We pay our housekeeper $12/hour and it takes her 5 hours to clean our house, for a total of $60. I think that's about average based on what friends say they pay.
I noticed several posts recently regarding paying the housekeeper by the hour or by the job. I think its important to clarify why you need to pay a housekeeper by the job. If you pay your housekeeper hourly, she becomes your employee! If she is paid by the job, she is an independent contractor. As an independent contractor, she has a job to perform and gets paid the same amount, whether it takes her 1 hr or 3 hours. You put yourself in murky waters by insisting on paying her hourly. In the event that something goes wrong, she has recourse to file a complaint with the Fair Employment and Housing, and then you have trouble with having not paid her taxes, social security contributions etc. . . Someone who has learned
some examples of pay from 2001 newsletters, most in Berkeley...
- Mine cleans a 3000 square foot house (the bottom floor being all hardwood) for $80, every week. It takes a good person about six hours to do the job right
- We pay $70 for our two-story, medium-size house twice a month
- she charges $60 to clean one bathroom, kitchen, living room, dining room, two bedrooms, one small study
- I pay her and her helper $50 for 4 person-hours of cleaning (2 people working 2 hours)
- she cleans our small house once a week for $40.

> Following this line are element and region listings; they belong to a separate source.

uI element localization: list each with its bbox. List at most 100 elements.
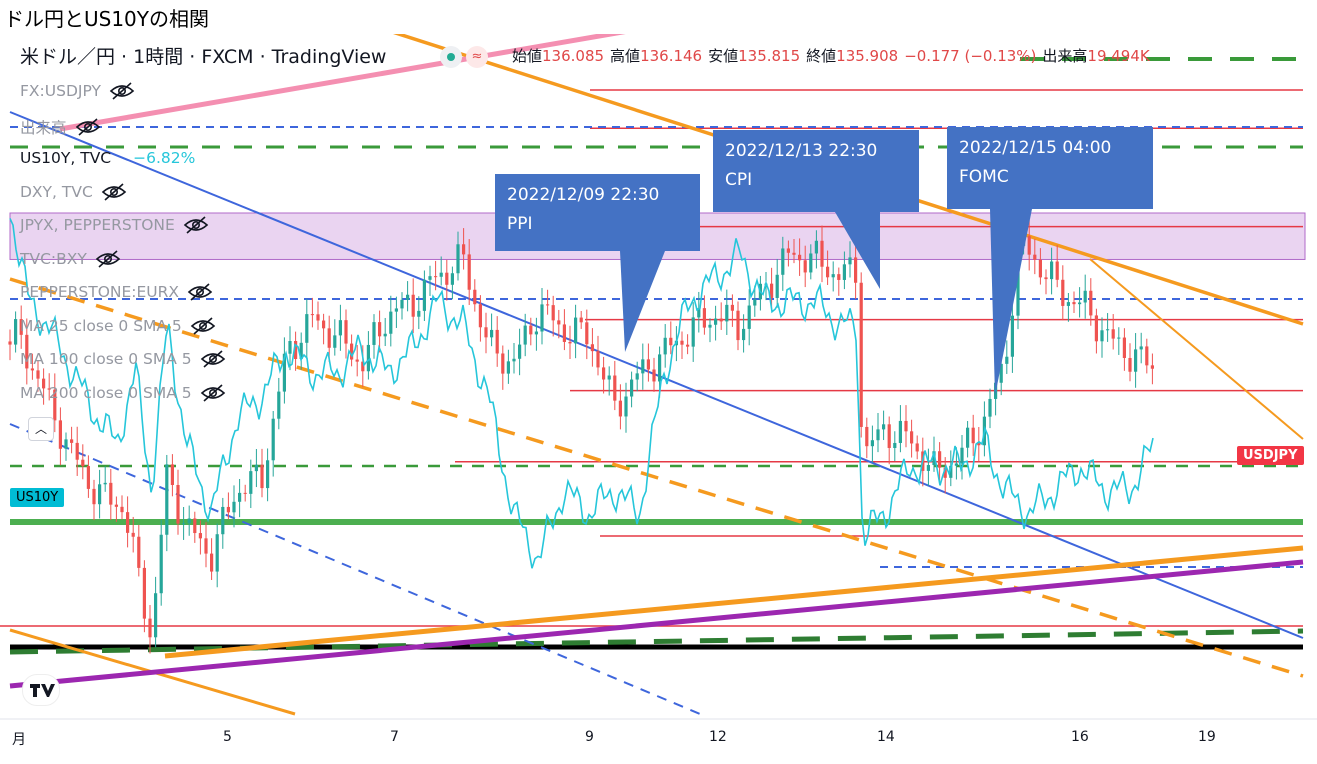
indicator-row[interactable]: FX:USDJPY xyxy=(20,82,135,100)
ohlc-value: 135.815 xyxy=(738,47,801,65)
indicator-row[interactable]: US10Y, TVC −6.82% xyxy=(20,149,195,167)
indicator-row[interactable]: JPYX, PEPPERSTONE xyxy=(20,216,209,234)
eye-hidden-icon[interactable] xyxy=(200,350,226,368)
ohlc-item: 出来高19.494K xyxy=(1042,47,1149,65)
usdjpy-price-tag: USDJPY xyxy=(1237,446,1304,465)
usdjpy-candle xyxy=(904,420,908,432)
ohlc-value: 135.908 xyxy=(836,47,899,65)
usdjpy-candle xyxy=(478,304,482,328)
usdjpy-candle xyxy=(103,482,107,485)
usdjpy-candle xyxy=(630,379,634,397)
usdjpy-candle xyxy=(350,343,354,360)
indicator-value: −6.82% xyxy=(133,149,196,167)
ohlc-label: 高値 xyxy=(610,47,641,65)
usdjpy-candle xyxy=(747,305,751,329)
usdjpy-candle xyxy=(926,465,930,471)
pink-trend-line xyxy=(59,34,626,132)
usdjpy-candle xyxy=(1044,277,1048,280)
indicator-row[interactable]: TVC:BXY xyxy=(20,250,121,268)
eye-hidden-icon[interactable] xyxy=(183,216,209,234)
callout-box xyxy=(713,130,919,212)
indicator-row[interactable]: DXY, TVC xyxy=(20,183,127,201)
event-callouts xyxy=(495,127,1153,396)
usdjpy-candle xyxy=(305,314,309,343)
usdjpy-candle xyxy=(742,328,746,341)
usdjpy-candles xyxy=(8,220,1154,654)
usdjpy-candle xyxy=(826,266,830,278)
indicator-row[interactable]: 出来高 xyxy=(20,116,101,138)
eye-hidden-icon[interactable] xyxy=(101,182,127,201)
usdjpy-candle xyxy=(842,264,846,280)
usdjpy-candle xyxy=(137,536,141,568)
callout-box xyxy=(495,174,700,251)
usdjpy-candle xyxy=(294,341,298,360)
ohlc-value: 19.494K xyxy=(1087,47,1150,65)
usdjpy-candle xyxy=(53,389,57,421)
usdjpy-candle xyxy=(898,420,902,443)
ohlc-label: 出来高 xyxy=(1042,47,1088,65)
usdjpy-candle xyxy=(999,363,1003,383)
usdjpy-candle xyxy=(691,317,695,347)
eye-hidden-icon[interactable] xyxy=(75,117,101,136)
usdjpy-candle xyxy=(288,341,292,354)
usdjpy-candle xyxy=(837,274,841,280)
indicator-row[interactable]: MA 25 close 0 SMA 5 xyxy=(20,317,216,335)
usdjpy-candle xyxy=(602,367,606,380)
ohlc-value: 136.146 xyxy=(640,47,703,65)
usdjpy-candle xyxy=(882,424,886,430)
usdjpy-candle xyxy=(736,310,740,341)
chart-panel[interactable]: 米ドル／円 · 1時間 · FXCM · TradingView ≈ 始値136… xyxy=(0,34,1317,764)
ohlc-readout: 始値136.085 高値136.146 安値135.815 終値135.908 −0.1… xyxy=(512,45,1156,66)
usdjpy-candle xyxy=(529,325,533,335)
price-chart[interactable] xyxy=(0,34,1317,764)
usdjpy-candle xyxy=(70,439,74,443)
usdjpy-candle xyxy=(434,276,438,278)
compare-icon[interactable]: ≈ xyxy=(466,46,488,68)
eye-hidden-icon[interactable] xyxy=(190,316,216,335)
usdjpy-candle xyxy=(30,368,34,371)
usdjpy-candle xyxy=(187,518,191,524)
blue-downtrend-line xyxy=(9,111,1304,639)
indicator-name: MA 200 close 0 SMA 5 xyxy=(20,383,192,402)
usdjpy-candle xyxy=(210,553,214,572)
callout-label: 2022/12/09 22:30 PPI xyxy=(507,181,659,239)
collapse-legend-button[interactable]: ︿ xyxy=(28,417,54,441)
usdjpy-candle xyxy=(428,276,432,280)
usdjpy-candle xyxy=(949,465,953,478)
market-status-icon[interactable] xyxy=(440,46,462,68)
usdjpy-candle xyxy=(467,254,471,290)
indicator-row[interactable]: PEPPERSTONE:EURX xyxy=(20,283,213,301)
x-axis-tick-label: 16 xyxy=(1071,729,1089,745)
usdjpy-candle xyxy=(378,322,382,337)
eye-hidden-icon[interactable] xyxy=(187,283,213,301)
eye-hidden-icon[interactable] xyxy=(109,82,135,100)
usdjpy-candle xyxy=(92,488,96,505)
usdjpy-candle xyxy=(456,244,460,274)
usdjpy-candle xyxy=(142,567,146,619)
usdjpy-candle xyxy=(47,388,51,390)
usdjpy-candle xyxy=(154,593,158,638)
eye-hidden-icon[interactable] xyxy=(200,383,226,402)
usdjpy-candle xyxy=(590,344,594,352)
horizontal-levels xyxy=(0,57,1304,655)
usdjpy-candle xyxy=(792,252,796,255)
indicator-name: MA 100 close 0 SMA 5 xyxy=(20,350,192,368)
indicator-row[interactable]: MA 200 close 0 SMA 5 xyxy=(20,384,226,402)
callout-date: 2022/12/15 04:00 xyxy=(959,138,1112,158)
usdjpy-candle xyxy=(1089,290,1093,316)
usdjpy-candle xyxy=(277,391,281,419)
eye-hidden-icon[interactable] xyxy=(95,249,121,268)
x-axis-tick-label: 月 xyxy=(12,732,26,748)
usdjpy-candle xyxy=(730,304,734,311)
usdjpy-candle xyxy=(854,257,858,283)
usdjpy-candle xyxy=(870,440,874,447)
indicator-name: DXY, TVC xyxy=(20,182,93,201)
usdjpy-candle xyxy=(708,324,712,328)
usdjpy-candle xyxy=(1072,302,1076,305)
usdjpy-candle xyxy=(641,359,645,374)
usdjpy-candle xyxy=(697,308,701,318)
orange-uptrend-line xyxy=(164,545,1304,659)
usdjpy-candle xyxy=(663,337,667,355)
indicator-row[interactable]: MA 100 close 0 SMA 5 xyxy=(20,350,226,368)
usdjpy-candle xyxy=(893,442,897,448)
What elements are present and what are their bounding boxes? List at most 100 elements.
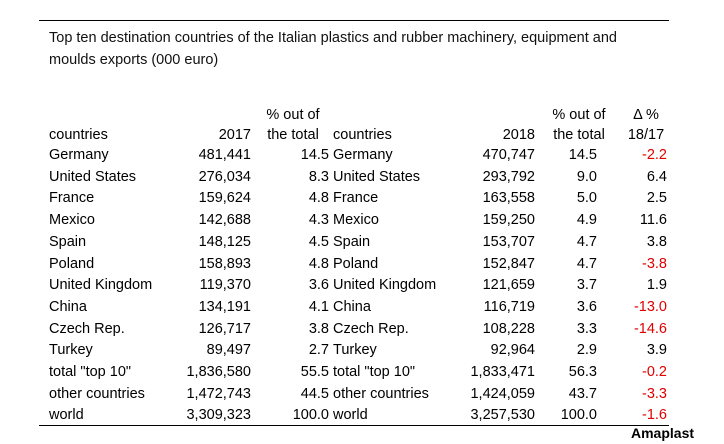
value-2018-cell: 163,558: [482, 190, 535, 207]
share-2017-cell: 4.5: [308, 233, 329, 250]
delta-cell: -13.0: [633, 298, 667, 315]
value-2018-cell: 470,747: [482, 147, 535, 163]
value-2017-cell: 3,309,323: [186, 407, 251, 424]
header-countries-2017: countries: [49, 127, 108, 143]
country-2017-cell: Turkey: [49, 342, 93, 359]
table-row: world 3,309,323 100.0 world 3,257,530 100.0 -1…: [39, 405, 669, 427]
country-2017-cell: France: [49, 190, 95, 207]
table-title: Top ten destination countries of the Ita…: [49, 30, 617, 68]
share-2018-cell: 3.3: [576, 320, 597, 337]
value-2018-cell: 153,707: [482, 233, 535, 250]
value-2017-cell: 158,893: [198, 255, 251, 272]
value-2017-cell: 1,836,580: [186, 364, 251, 381]
country-2017-cell: United States: [49, 168, 137, 185]
country-2018-cell: world: [333, 407, 368, 424]
country-2018-cell: United States: [333, 168, 421, 185]
value-2018-cell: 108,228: [482, 320, 535, 337]
share-2018-cell: 14.5: [568, 147, 597, 163]
header-year-2017: 2017: [218, 127, 251, 143]
value-2018-cell: 3,257,530: [470, 407, 535, 424]
country-2017-cell: Mexico: [49, 212, 95, 229]
share-2018-cell: 4.7: [576, 233, 597, 250]
share-2017-cell: 44.5: [300, 385, 329, 402]
delta-cell: 1.9: [646, 277, 667, 294]
share-2017-cell: 4.8: [308, 190, 329, 207]
country-2017-cell: Czech Rep.: [49, 320, 125, 337]
country-2018-cell: other countries: [333, 385, 429, 402]
value-2018-cell: 121,659: [482, 277, 535, 294]
header-delta-text: Δ % 18/17: [627, 107, 665, 143]
amaplast-logo: Amaplast: [631, 425, 695, 441]
table-row: United States 276,034 8.3 United States 293,…: [39, 167, 669, 189]
delta-cell: 11.6: [639, 212, 667, 229]
country-2018-cell: France: [333, 190, 379, 207]
share-2018-cell: 2.9: [576, 342, 597, 359]
delta-cell: -3.3: [642, 385, 667, 402]
share-2018-cell: 5.0: [576, 190, 597, 207]
value-2017-cell: 89,497: [206, 342, 251, 359]
country-2018-cell: Mexico: [333, 212, 379, 229]
value-2018-cell: 92,964: [490, 342, 535, 359]
delta-cell: 3.8: [646, 233, 667, 250]
table-row: Mexico 142,688 4.3 Mexico 159,250 4.9 11.6: [39, 210, 669, 232]
share-2018-cell: 3.6: [576, 298, 597, 315]
value-2017-cell: 481,441: [198, 147, 251, 163]
share-2018-cell: 56.3: [568, 364, 597, 381]
country-2018-cell: Poland: [333, 255, 379, 272]
table-row: Czech Rep. 126,717 3.8 Czech Rep. 108,228 3.3…: [39, 319, 669, 341]
header-share-2018: % out of the total: [535, 79, 613, 145]
country-2018-cell: total "top 10": [333, 364, 416, 381]
country-2018-cell: United Kingdom: [333, 277, 437, 294]
value-2017-cell: 134,191: [198, 298, 251, 315]
value-2018-cell: 293,792: [482, 168, 535, 185]
header-share-2017-text: % out of the total: [266, 107, 320, 143]
value-2017-cell: 1,472,743: [186, 385, 251, 402]
value-2017-cell: 119,370: [199, 277, 251, 294]
delta-cell: 6.4: [646, 168, 667, 185]
header-share-2017: % out of the total: [251, 79, 329, 145]
table-row: Turkey 89,497 2.7 Turkey 92,964 2.9 3.9: [39, 340, 669, 362]
value-2017-cell: 276,034: [198, 168, 251, 185]
country-2017-cell: world: [49, 407, 84, 424]
value-2018-cell: 152,847: [482, 255, 535, 272]
share-2018-cell: 4.7: [576, 255, 597, 272]
header-share-2018-text: % out of the total: [552, 107, 606, 143]
share-2018-cell: 100.0: [560, 407, 597, 424]
country-2018-cell: China: [333, 298, 371, 315]
value-2017-cell: 142,688: [198, 212, 251, 229]
table-row: Spain 148,125 4.5 Spain 153,707 4.7 3.8: [39, 232, 669, 254]
table-row: other countries 1,472,743 44.5 other countr…: [39, 384, 669, 406]
value-2017-cell: 126,717: [198, 320, 251, 337]
header-year-2018: 2018: [502, 127, 535, 143]
share-2017-cell: 55.5: [300, 364, 329, 381]
share-2017-cell: 4.8: [308, 255, 329, 272]
share-2017-cell: 2.7: [308, 342, 329, 359]
country-2017-cell: Poland: [49, 255, 95, 272]
country-2017-cell: China: [49, 298, 87, 315]
share-2017-cell: 4.3: [308, 212, 329, 229]
table-row: Poland 158,893 4.8 Poland 152,847 4.7 -3.8: [39, 254, 669, 276]
delta-cell: -0.2: [642, 364, 667, 381]
share-2017-cell: 100.0: [292, 407, 329, 424]
share-2018-cell: 4.9: [576, 212, 597, 229]
table-body: Germany 481,441 14.5 Germany 470,747 14.5 -2.2…: [39, 145, 669, 427]
value-2018-cell: 116,719: [483, 298, 535, 315]
value-2018-cell: 159,250: [482, 212, 535, 229]
country-2017-cell: Spain: [49, 233, 87, 250]
country-2017-cell: Germany: [49, 147, 109, 163]
value-2018-cell: 1,424,059: [470, 385, 535, 402]
table-row: United Kingdom 119,370 3.6 United Kingdom 12…: [39, 275, 669, 297]
table-row: China 134,191 4.1 China 116,719 3.6 -13.0: [39, 297, 669, 319]
share-2017-cell: 3.6: [308, 277, 329, 294]
value-2017-cell: 159,624: [198, 190, 251, 207]
share-2018-cell: 43.7: [568, 385, 597, 402]
share-2017-cell: 4.1: [308, 298, 329, 315]
value-2017-cell: 148,125: [198, 233, 251, 250]
share-2018-cell: 9.0: [576, 168, 597, 185]
country-2018-cell: Czech Rep.: [333, 320, 409, 337]
country-2018-cell: Turkey: [333, 342, 377, 359]
delta-cell: -14.6: [633, 320, 667, 337]
country-2018-cell: Germany: [333, 147, 393, 163]
exports-table-panel: Top ten destination countries of the Ita…: [39, 20, 669, 426]
share-2017-cell: 8.3: [308, 168, 329, 185]
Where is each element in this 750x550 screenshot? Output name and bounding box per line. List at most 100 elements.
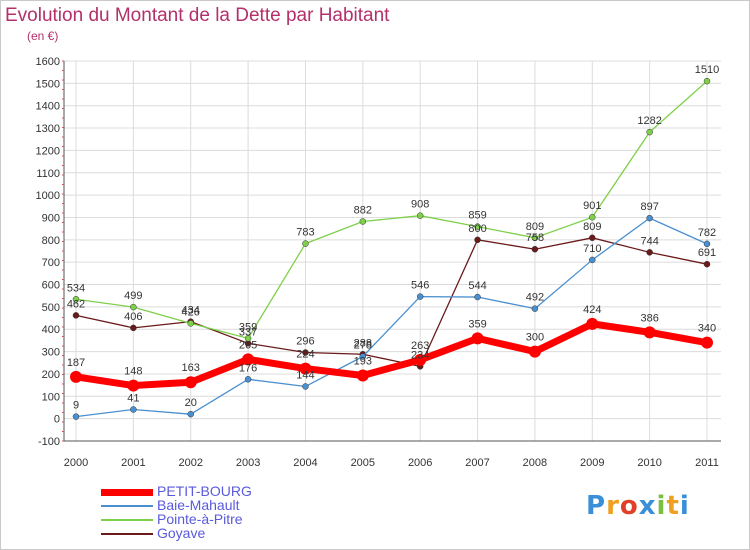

- She normally charges about $50 for 4 hours work
- I pay $50 every week for about 2 1/2 hours of work
I feel that unfortunately, the $50.00 for one day is too little. You may be able to find someone for that amount if you keep looking. Due to the fact that you only want them for one day, you are more than likely finding that you need to pay an additional premium. Most of the people doing this type of work want stability and want to work as many days as possible. There is no incentive to come to someone's house for only one day, for there are also travel expenses incurred if nothing else. If you have friends who are also looking for day housecleaning services, perhaps you can join together and offer several days of employment at your desired rate, rather than just one day.
I've found reliable housecleaning for our not very big 3 bedroom place costs $70-$85. I figure with transportation time (since most of the house keepers end up on public transport), the time cleaning etc, I am paying about $12 an hour, which is fair. Add to that the inconvenience of us only wanting housecleaning once every two weeks, I want to be generous enough for it to be worth it for the house cleaner to come regularly, when she can probably get a job every week for that day.